Eurobibliobus 93
Joëlle Pinard
Pour la première fois (depuis 1945 ?) quelque cent dix magasiniers spécialisés-chauffeurs de bibliobus se sont réunis, accompagnés des assistants et bibliothécaires membres de l'équipage traditionnel d'un bibliobus et d'une trentaine de conservateurs. Il a fallu l'initiative conjointe de la section Rhône-Alpes de l'Association des bibliothécaires de France (ABF), dynamisée par sa présidente Nelly Vingtdeux. et de bibliothèques départementales voisines pour mener à bien cette rencontre des oubliés de la profession.
Est-il temps ou est-ce trop tard, puisque la filière culturelle du statut de la fonction publique territoriale sortie l'an passé les ignore, puisque le statut d'Etat compacte tous les types de magasiniers dans la même carrière ?
Une profession en pleine mutation
Pour toutes ces interrogations lourdes de conséquences sur le statut des personnels, les profils de postes, les organigrammes, la reconnaissance et la considération des agents, ces deux journées d'étude ont été suivies avec beaucoup de sérieux et de concentration. La réflexion professionnelle sur l'évolution des concepts et des techniques, et la recherche d'une identité des métiers des bibliothèques mobiles en furent les thèmes majeurs.

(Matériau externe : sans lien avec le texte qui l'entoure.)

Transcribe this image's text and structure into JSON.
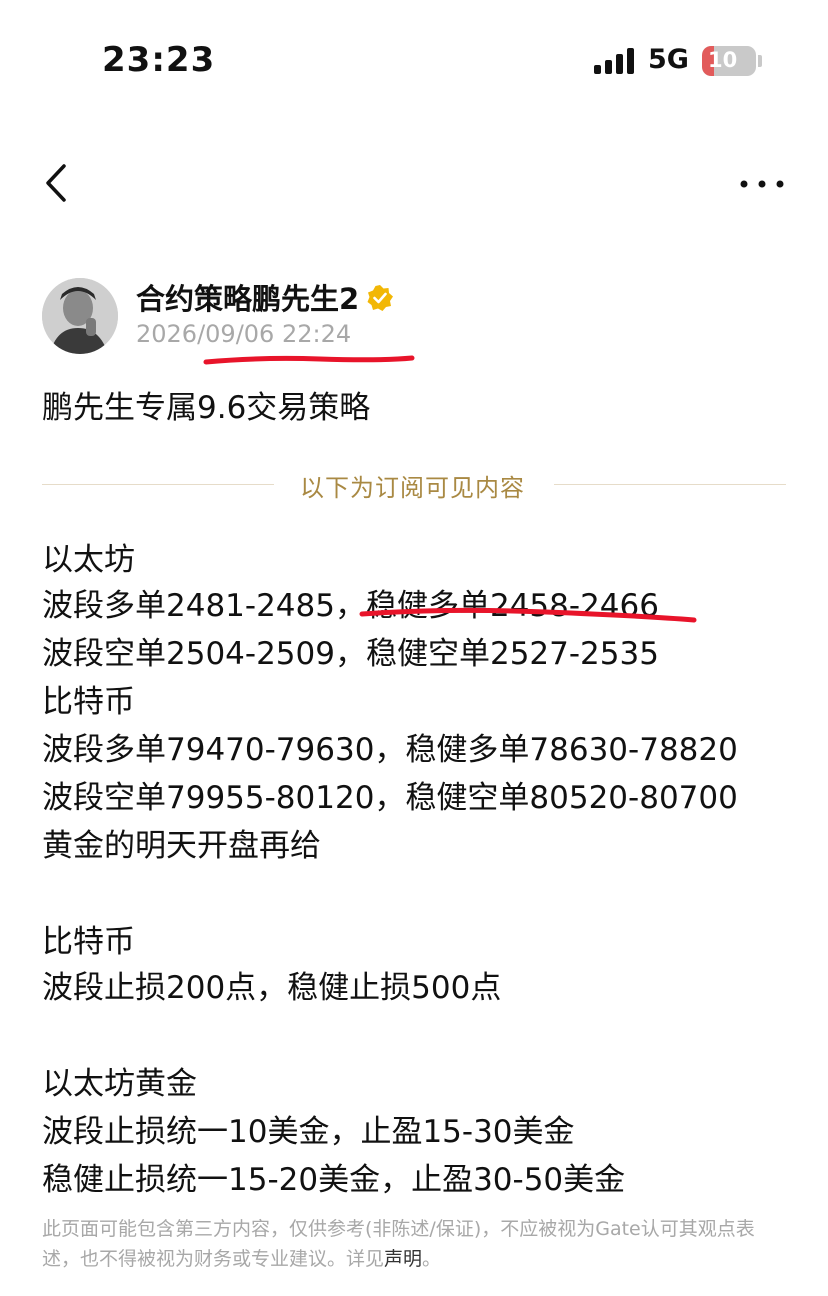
{
  "status_bar": {
    "time": "23:23",
    "network": "5G",
    "battery": "10",
    "battery_level_percent": 10,
    "battery_color": "#e25b5b"
  },
  "nav": {
    "back_icon": "chevron-left-icon",
    "more_icon": "more-horizontal-icon"
  },
  "post": {
    "author": "合约策略鹏先生2",
    "verified_icon": "verified-badge-icon",
    "verified_color": "#f2b705",
    "timestamp": "2026/09/06 22:24",
    "title": "鹏先生专属9.6交易策略"
  },
  "paywall_divider": "以下为订阅可见内容",
  "content": {
    "lines": [
      "以太坊",
      "波段多单2481-2485，",
      "稳健多单2458-2466",
      "波段空单2504-2509，稳健空单2527-2535",
      "比特币",
      "波段多单79470-79630，稳健多单78630-78820",
      "波段空单79955-80120，稳健空单80520-80700",
      "黄金的明天开盘再给",
      "比特币",
      "波段止损200点，稳健止损500点",
      "以太坊黄金",
      "波段止损统一10美金，止盈15-30美金",
      "稳健止损统一15-20美金，止盈30-50美金"
    ]
  },
  "disclaimer": {
    "text": "此页面可能包含第三方内容，仅供参考(非陈述/保证)，不应被视为Gate认可其观点表述，也不得被视为财务或专业建议。详见",
    "link": "声明",
    "end": "。"
  },
  "colors": {
    "annotation_red": "#e8142a",
    "divider_gold": "#a98943",
    "muted_gray": "#a8a8a8"
  }
}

La rétrospective du statut d'Etat brossée par Jean-Louis Pastor et la synthèse de la filière culturelle territoriale présentée par Dominique Lahary ont été très éclairantes. Les mutations dans le travail ont été évoquées à partir des exemples de la bibliothèque départementale de prêt du Bas-Rhin et de la Loire qui montrent que la conduite du bibliobus ne représente guère que 10 % du temps de travail. Conducteur de bibliobus-employé de bibliothèque, chauffeur-aide-bibliothécaire ou bibliothécaire-chauffeur : voilà les appellations souhaitées (et utilisées chez nos voisins européens) qui prennent en compte la diversité des tâches (quasi-profil d'agent du patrimoine) et qui impliquent une reconnaissance de la personne dans l'équipe et de son travail dans la chaîne du livre.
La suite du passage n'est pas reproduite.